I was struck dumb, for indeed he was right. I had not thought of that before.

He stepped closer, the cold deepening around me, and I found my voice.

“Why you are right, of course! But how could I do such a thing? I seem to be the only one with this affliction.”

His smile widened, moonlight glinting silver off his pointed teeth, and I remember thinking how beautiful they were.

“You are wrong, for I, too am like you. I have no fear, no need to tremble.”

Again I was dumbfounded, and it took some time for me to speak. The mist was thickening now, swirling so that it alternately obscured and revealed his long, thin form.

“How could this be? I thought I was the only one.”

He stepped closer, through the mist, until he was right before me. I had not noticed before, but his black eyes had a faint tint of red in them, like a banked fire.

“Oh no, not the only one at all,” he said, and I was trembling now, but not for fear, but for the cold, which had thickened around us as surely as the mist. “There are many of us. And here is a secret: I know how to make others like us, and I will show you how, if you are willing.”

I cannot tell you the joy I felt at his words. I would be able to return to my kingdom, to my wife and subjects, and make them like me, to have no fear. I would be able to make the whispers stop.

“Oh please, sir,” I said, “I am most willing, indeed.”

His smile was fierce, and his eyes glowing coals.“Loose your cloak and bare your neck, then, and it will be done.”

It was long ago, when I stood on that road before him, so long that the years between then and now have blurred into a river of time that tumbles each moment smooth, robbing them of their poignancy.

But that moment I will never forget, that moment when his long sliver teeth bit deep and everything in me changed.

I woke up hungry, and my mentor showed me the way of our kind, the stalking and the pouncing, the salty nectar of blood and the burning fire of the sun.

You may ask what is the end of this story, what became of my wife, my kingdom, my family. It is a tale to long for the telling, but I can say that I did return, and indeed I made them like me, as my mentor said I could.

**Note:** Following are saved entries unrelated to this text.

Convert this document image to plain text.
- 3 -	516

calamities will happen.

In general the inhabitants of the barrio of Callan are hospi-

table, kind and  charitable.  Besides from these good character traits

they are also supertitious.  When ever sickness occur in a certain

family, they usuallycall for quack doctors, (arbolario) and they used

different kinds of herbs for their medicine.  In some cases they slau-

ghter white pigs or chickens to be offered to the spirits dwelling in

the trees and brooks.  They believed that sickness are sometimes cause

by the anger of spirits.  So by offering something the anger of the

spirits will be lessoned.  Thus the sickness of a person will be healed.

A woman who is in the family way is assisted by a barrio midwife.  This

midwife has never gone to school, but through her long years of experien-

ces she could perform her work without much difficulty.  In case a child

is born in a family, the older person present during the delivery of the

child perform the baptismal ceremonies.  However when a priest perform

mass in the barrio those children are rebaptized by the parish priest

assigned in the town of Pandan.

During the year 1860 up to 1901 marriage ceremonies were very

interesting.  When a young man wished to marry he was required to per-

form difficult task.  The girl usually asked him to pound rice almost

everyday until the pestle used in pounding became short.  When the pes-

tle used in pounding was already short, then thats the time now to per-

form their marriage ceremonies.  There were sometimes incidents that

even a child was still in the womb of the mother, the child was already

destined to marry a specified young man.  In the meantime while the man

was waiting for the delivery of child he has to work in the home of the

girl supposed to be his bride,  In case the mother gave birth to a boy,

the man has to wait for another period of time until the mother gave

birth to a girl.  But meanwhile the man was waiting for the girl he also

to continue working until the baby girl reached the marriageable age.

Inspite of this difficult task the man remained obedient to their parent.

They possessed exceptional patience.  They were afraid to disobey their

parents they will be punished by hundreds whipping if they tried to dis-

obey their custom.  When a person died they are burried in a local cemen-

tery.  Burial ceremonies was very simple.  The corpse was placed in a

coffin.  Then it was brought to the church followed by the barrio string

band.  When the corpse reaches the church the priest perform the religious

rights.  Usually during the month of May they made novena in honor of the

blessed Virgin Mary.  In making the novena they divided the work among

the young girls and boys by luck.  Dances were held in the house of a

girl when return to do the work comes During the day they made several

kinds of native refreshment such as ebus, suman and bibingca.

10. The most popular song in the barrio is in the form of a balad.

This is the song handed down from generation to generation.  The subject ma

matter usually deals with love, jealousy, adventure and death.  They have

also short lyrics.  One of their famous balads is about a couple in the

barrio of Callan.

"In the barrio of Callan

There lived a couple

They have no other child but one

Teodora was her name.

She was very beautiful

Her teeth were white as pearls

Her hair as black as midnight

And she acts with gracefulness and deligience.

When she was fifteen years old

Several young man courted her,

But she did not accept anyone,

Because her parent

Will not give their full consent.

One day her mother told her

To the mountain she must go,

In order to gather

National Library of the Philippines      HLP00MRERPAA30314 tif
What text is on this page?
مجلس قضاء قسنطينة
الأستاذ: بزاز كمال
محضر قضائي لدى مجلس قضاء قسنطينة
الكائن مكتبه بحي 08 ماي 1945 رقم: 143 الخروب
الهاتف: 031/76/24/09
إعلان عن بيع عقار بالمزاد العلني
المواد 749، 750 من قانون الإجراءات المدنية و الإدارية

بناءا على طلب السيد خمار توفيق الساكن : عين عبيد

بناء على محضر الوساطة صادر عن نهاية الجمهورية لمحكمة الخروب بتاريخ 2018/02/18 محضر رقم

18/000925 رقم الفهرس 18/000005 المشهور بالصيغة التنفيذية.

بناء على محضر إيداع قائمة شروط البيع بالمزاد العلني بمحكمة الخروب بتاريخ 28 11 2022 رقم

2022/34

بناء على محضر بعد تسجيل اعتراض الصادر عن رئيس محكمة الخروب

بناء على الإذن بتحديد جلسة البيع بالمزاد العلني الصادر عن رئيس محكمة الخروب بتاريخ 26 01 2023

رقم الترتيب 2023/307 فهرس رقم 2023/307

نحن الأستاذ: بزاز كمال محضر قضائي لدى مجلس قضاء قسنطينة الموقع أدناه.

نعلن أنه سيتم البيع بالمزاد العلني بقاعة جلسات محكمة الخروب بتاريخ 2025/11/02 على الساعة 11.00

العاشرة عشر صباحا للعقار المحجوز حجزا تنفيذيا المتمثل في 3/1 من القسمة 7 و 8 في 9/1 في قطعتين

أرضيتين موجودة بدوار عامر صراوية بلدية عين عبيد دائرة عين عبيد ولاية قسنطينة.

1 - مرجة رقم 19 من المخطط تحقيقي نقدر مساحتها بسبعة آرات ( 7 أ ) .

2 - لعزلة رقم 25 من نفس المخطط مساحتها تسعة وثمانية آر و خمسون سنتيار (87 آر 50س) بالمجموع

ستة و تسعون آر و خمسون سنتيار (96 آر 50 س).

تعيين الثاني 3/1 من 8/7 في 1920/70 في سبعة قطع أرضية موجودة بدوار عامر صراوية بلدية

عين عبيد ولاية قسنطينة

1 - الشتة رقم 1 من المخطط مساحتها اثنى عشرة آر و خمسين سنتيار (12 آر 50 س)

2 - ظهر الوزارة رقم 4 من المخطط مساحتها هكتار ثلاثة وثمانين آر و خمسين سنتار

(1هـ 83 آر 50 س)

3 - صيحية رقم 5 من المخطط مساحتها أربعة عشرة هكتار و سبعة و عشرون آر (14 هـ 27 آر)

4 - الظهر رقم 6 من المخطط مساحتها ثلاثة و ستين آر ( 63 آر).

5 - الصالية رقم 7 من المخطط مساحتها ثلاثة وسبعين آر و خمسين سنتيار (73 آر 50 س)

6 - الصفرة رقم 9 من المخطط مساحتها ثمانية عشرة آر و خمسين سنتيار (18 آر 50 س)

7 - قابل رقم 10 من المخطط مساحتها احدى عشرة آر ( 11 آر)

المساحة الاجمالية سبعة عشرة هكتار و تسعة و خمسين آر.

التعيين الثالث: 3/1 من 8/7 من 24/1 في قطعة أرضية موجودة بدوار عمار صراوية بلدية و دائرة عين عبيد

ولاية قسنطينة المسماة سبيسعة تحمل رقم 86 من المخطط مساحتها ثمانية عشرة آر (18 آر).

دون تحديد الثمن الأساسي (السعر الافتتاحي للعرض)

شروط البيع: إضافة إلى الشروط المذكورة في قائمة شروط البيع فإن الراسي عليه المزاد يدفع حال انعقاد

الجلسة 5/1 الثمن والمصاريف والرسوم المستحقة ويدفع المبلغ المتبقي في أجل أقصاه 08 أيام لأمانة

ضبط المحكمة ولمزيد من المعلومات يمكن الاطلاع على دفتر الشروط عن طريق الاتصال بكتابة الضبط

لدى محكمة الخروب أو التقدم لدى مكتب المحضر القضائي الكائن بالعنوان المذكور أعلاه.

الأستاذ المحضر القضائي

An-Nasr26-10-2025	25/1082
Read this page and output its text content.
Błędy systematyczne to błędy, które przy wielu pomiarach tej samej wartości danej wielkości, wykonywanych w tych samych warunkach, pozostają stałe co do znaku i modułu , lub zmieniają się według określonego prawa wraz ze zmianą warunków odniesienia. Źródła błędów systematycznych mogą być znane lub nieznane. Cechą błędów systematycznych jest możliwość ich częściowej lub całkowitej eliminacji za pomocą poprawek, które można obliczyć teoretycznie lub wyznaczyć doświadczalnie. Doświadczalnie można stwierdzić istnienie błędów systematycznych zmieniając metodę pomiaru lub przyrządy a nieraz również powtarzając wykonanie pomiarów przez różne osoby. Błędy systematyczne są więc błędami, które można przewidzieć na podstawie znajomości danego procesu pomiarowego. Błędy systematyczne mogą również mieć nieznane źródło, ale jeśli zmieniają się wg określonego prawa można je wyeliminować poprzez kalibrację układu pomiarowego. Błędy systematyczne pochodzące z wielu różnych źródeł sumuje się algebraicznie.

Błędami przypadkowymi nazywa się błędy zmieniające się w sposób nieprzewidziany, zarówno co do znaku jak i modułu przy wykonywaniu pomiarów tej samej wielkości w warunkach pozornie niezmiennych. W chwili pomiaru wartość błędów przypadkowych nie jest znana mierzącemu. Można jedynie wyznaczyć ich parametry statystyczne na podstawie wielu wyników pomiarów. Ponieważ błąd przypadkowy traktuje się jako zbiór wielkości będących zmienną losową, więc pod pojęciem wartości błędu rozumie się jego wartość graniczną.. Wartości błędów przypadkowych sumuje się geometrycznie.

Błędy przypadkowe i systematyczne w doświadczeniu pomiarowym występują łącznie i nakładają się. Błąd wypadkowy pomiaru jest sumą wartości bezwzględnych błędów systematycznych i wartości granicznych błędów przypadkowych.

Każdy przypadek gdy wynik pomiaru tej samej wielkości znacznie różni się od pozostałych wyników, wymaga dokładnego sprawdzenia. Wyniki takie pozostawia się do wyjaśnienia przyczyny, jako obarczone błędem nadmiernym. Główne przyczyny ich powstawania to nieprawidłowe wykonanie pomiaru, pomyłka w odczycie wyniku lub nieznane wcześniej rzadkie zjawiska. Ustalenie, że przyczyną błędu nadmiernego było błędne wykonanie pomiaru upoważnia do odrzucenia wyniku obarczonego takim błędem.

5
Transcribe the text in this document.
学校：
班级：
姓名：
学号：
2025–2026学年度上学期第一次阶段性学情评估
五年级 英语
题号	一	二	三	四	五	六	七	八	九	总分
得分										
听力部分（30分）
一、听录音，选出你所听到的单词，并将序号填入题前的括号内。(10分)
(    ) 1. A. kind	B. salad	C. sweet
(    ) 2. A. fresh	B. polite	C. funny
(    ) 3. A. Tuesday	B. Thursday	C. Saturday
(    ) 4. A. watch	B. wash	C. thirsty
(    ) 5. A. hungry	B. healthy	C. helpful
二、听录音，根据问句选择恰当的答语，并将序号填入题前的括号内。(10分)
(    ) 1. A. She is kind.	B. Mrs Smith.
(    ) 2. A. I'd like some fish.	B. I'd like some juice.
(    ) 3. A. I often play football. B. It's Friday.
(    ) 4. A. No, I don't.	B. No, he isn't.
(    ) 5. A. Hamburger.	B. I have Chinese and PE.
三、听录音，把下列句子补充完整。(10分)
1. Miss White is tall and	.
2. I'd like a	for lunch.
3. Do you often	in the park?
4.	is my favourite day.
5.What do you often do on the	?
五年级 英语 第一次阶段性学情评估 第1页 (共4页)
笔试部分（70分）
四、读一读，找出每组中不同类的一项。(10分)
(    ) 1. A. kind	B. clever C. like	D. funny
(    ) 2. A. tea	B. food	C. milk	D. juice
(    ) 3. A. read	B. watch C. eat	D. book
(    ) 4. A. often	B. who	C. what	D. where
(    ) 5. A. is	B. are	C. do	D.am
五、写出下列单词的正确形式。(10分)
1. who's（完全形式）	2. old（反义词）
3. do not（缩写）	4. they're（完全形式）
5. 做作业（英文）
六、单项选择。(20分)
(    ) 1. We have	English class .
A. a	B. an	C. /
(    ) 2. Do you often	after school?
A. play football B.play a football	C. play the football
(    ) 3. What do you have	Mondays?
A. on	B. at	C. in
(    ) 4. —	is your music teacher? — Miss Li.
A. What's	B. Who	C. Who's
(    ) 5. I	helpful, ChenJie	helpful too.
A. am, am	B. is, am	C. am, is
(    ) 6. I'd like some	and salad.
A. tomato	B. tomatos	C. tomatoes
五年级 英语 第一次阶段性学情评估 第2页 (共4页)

It has come to me, in the long years since that beautiful moonlit night when I finally understood my error, that this thing called fear is something not to be desired, after all. For see what I gained because of its lack? Wealth, a beautiful wife, a kingdom, and life never-ending.

Fear is highly overrated.

But it is hard to explain this by words. It is rather something you must experience for yourself.

I’ll visit you soon. And then you’ll see.